Client Type Protocol Use Case
Web UI REST Product detail page
Mobile App REST Cart updates
Agent (Foundry) MCP Multi-step reasoning
Agent-to-Agent MCP Inter-service tool calls
External Partner REST API integration

Structure

from fastapi import FastAPI
from fastapi_mcp import MCPServer

app = FastAPI()

# REST endpoint
@app.get("/inventory/{sku}")
async def get_inventory(sku: str):
    return await inventory_adapter.fetch(sku)

# MCP server
mcp = MCPServer(app)

@mcp.tool()
async def check_inventory(sku: str) -> dict:
    return await inventory_adapter.fetch(sku)

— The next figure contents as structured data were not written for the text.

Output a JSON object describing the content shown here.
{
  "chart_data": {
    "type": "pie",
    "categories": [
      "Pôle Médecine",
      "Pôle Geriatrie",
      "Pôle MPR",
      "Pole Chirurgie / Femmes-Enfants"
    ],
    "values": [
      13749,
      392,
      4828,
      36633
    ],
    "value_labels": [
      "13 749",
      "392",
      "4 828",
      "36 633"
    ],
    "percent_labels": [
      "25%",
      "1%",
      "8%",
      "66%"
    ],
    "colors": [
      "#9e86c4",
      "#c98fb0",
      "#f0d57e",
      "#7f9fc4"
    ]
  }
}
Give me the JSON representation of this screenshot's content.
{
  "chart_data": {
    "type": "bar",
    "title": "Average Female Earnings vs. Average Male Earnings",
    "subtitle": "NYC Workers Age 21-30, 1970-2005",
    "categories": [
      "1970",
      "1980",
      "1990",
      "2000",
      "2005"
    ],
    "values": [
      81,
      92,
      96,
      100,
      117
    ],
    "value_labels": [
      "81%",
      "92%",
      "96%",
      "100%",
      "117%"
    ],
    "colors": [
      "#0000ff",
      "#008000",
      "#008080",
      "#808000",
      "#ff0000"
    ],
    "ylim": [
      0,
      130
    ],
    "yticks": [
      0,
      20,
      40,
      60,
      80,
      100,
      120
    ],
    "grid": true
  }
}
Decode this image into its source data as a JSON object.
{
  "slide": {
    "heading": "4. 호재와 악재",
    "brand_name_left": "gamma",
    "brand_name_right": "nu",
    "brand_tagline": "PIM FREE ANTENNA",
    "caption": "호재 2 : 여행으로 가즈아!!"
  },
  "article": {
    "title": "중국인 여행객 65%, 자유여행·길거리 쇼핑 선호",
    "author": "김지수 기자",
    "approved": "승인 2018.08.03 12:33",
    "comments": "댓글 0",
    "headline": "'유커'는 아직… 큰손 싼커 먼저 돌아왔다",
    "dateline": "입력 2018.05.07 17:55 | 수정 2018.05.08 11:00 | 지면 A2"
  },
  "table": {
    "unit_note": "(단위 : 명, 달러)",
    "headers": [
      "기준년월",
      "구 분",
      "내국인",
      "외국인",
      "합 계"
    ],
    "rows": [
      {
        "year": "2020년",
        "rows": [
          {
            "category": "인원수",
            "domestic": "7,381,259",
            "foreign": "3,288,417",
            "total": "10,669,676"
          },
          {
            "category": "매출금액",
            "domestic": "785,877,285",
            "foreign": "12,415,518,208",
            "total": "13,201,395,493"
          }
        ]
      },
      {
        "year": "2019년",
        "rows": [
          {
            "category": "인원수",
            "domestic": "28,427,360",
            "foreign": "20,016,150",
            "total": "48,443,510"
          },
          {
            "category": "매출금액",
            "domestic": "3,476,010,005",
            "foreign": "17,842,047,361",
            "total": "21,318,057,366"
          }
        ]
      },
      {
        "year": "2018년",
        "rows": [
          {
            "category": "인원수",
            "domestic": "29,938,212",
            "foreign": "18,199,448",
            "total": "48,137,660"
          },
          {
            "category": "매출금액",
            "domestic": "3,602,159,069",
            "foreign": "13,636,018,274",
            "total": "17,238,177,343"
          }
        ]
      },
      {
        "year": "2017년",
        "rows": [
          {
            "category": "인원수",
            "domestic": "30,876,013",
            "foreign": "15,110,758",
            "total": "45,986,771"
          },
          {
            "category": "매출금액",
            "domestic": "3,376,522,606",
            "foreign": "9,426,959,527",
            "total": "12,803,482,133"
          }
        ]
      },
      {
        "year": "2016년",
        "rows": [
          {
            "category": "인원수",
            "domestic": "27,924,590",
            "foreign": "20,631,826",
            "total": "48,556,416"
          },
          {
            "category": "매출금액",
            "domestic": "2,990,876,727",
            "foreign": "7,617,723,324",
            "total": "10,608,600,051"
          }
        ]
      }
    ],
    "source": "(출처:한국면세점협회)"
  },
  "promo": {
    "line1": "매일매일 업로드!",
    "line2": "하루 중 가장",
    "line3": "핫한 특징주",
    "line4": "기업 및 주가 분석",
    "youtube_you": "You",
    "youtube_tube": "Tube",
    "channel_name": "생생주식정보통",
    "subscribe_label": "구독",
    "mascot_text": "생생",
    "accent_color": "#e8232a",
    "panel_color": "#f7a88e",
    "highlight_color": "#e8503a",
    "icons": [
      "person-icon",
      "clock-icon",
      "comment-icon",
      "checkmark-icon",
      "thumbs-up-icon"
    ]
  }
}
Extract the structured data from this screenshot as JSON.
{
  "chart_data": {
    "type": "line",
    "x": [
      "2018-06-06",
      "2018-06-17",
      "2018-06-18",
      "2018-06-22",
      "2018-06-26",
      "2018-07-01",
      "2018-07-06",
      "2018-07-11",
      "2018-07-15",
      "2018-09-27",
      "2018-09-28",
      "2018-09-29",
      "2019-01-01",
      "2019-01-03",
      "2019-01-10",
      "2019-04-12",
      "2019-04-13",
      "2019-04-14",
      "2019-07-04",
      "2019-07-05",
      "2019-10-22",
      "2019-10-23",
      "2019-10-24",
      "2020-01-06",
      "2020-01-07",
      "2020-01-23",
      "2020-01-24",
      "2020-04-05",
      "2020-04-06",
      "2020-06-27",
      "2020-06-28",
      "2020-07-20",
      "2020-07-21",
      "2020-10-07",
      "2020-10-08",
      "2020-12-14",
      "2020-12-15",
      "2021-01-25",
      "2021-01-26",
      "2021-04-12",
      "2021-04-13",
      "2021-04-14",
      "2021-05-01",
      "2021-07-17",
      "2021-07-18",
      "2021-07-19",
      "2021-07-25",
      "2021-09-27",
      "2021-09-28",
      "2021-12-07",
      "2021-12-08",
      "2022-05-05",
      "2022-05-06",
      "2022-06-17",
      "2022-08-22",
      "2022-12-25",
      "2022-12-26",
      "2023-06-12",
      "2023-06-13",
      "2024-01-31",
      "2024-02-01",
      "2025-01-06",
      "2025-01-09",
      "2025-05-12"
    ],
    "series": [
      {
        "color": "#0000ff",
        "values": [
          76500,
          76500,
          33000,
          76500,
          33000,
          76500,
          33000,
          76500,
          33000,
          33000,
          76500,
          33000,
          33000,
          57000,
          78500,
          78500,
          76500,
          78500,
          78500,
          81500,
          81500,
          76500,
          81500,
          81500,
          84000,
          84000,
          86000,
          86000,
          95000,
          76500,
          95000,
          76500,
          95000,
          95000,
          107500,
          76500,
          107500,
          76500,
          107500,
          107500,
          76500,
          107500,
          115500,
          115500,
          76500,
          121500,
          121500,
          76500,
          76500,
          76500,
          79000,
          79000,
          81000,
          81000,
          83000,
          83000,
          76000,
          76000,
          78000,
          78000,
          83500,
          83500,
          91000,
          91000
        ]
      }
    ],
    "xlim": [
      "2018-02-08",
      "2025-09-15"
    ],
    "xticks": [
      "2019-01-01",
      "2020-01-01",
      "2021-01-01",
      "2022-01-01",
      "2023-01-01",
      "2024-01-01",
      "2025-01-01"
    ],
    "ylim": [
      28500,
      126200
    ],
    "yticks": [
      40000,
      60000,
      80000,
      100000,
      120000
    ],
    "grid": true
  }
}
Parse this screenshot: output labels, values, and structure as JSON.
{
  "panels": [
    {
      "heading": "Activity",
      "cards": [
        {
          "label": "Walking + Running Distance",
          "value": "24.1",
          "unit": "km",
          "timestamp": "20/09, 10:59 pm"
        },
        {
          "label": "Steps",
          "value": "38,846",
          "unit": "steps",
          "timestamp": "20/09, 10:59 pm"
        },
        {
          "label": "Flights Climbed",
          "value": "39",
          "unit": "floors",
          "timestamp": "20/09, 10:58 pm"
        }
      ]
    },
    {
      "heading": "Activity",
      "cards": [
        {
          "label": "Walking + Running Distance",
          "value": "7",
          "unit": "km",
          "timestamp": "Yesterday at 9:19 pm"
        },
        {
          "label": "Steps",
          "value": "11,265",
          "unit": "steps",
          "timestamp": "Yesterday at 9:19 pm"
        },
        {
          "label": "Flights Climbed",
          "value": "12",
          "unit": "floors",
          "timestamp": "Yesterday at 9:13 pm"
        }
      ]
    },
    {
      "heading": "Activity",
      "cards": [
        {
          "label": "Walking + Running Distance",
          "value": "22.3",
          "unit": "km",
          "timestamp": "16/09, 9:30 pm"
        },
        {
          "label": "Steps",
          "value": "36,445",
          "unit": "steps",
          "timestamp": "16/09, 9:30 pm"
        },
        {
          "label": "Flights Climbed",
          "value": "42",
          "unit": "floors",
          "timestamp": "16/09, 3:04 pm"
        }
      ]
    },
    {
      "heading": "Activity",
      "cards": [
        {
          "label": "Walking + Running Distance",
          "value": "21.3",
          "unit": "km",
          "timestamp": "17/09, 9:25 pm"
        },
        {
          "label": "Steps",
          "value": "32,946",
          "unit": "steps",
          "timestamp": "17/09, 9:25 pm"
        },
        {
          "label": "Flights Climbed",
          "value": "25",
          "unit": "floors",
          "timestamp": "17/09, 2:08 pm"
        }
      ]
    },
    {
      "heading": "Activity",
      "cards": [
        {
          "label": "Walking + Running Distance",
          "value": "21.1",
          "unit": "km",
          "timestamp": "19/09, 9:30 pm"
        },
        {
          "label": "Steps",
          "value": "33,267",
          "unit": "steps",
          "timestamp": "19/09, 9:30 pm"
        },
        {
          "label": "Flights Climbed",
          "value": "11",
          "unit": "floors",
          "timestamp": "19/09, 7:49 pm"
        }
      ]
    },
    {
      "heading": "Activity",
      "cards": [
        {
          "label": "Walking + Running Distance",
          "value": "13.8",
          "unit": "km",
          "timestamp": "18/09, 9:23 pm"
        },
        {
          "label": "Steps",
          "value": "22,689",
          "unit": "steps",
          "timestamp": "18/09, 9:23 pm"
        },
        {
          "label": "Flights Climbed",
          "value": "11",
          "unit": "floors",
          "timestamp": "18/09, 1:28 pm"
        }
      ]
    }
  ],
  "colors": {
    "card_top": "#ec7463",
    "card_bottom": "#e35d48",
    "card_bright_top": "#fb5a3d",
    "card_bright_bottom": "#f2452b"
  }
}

Dual Exposition Pattern (Single Logic, Two Surfaces)

# Core logic
async def check_inventory(sku: str) -> InventoryStatus:
    return await inventory_adapter.fetch(sku)

# REST endpoint
@app.get("/inventory/{sku}")
async def rest_check_inventory(sku: str):
    return await check_inventory(sku)

# MCP tool
@mcp.tool()
async def mcp_check_inventory(sku: str) -> dict:
    result = await check_inventory(sku)
    return result.model_dump()

Consequences

Positive

  • Performance: FastAPI is one of fastest Python frameworks (on par with Node.js)
  • Async Native: Built on Starlette (async ASGI)
  • Type Safety: Pydantic models enforce request/response contracts
  • Auto Docs: OpenAPI/Swagger generated automatically
  • MCP Support: fastapi-mcp provides zero-overhead MCP wrapping
  • Flexibility: Support both traditional and agentic workflows
  • Future-proof: MCP adoption without breaking REST clients
  • Testing: REST clients easier to test manually

Negative

  • Framework Lock-in: Replacing FastAPI requires rewriting routes
  • Learning Curve: Teams unfamiliar with async/await need training
  • Middleware Complexity: Custom middleware for auth/logging requires care
  • Dual maintenance: Keep REST and MCP schemas in sync
  • Confusion: Teams must choose right protocol
  • Docs: Maintain OpenAPI + MCP schema

Alternatives Considered

Flask

  • Pros: Mature, large ecosystem
  • Cons: Sync-only (requires gevent for async); slower than FastAPI

Django + Ninja

  • Pros: Batteries-included (ORM, admin)
  • Cons: Heavier than needed; async support incomplete

Sanic

  • Pros: Async-first, fast
  • Cons: Smaller ecosystem; no MCP integration

gRPC

  • Pros: Efficient binary protocol
  • Cons: No MCP support; requires .proto schemas; limited browser support

MCP Server Details

Why MCP?

  • Agent Interop: Foundry agents can call MCP tools natively
  • Tool Discovery: MCP schema enables dynamic tool registration
  • Backward Compat: REST clients unaffected by MCP layer

MCP Tool Registration

Tools registered via decorator:

@mcp.tool(
    name="check_inventory",
    description="Check product inventory levels",
    parameters={
        "sku": {"type": "string", "description": "Product SKU"}
    }
)
async def check_inventory(sku: str) -> dict:
    ...

MCP vs REST Trade-offs

Feature REST MCP
Human-readable ✅ JSON ✅ JSON
Browser support ✅ Yes ❌ Agent clients only
Tool discovery ❌ Manual ✅ Automatic
Streaming ⚠️ SSE ✅ Native

Implementation Guidelines

Project Structure

apps/<service>/src/
├── main.py          # FastAPI app + MCP server
├── routers/         # REST route modules
│   ├── inventory.py
│   └── health.py
├── tools/           # MCP tool modules
│   ├── inventory.py
│   └── search.py
└── config.py        # App settings

Startup Sequence

  1. Load config from environment
  2. Initialize adapters (inventory, pricing, etc.)
  3. Build memory tiers (Redis, Cosmos, Blob)
  4. Register REST routes
  5. Register MCP tools
  6. Start uvicorn server

Error Handling

  • REST: Return HTTP status codes (400, 404, 500)
  • MCP: Raise MCPError with error code + message

Testing

  • REST: httpx.AsyncClient for integration tests
  • MCP: mcp_client library for tool invocation tests

Related ADRs

Migration Notes

This ADR consolidates the former Dual Exposition (REST + MCP Servers) decision.

  • Sections "Dual Exposition Rationale", "When to Use Which Protocol", and "Dual Exposition Pattern" were absorbed from that decision.
  • The prior dual-exposition ADR is now superseded and redirects here.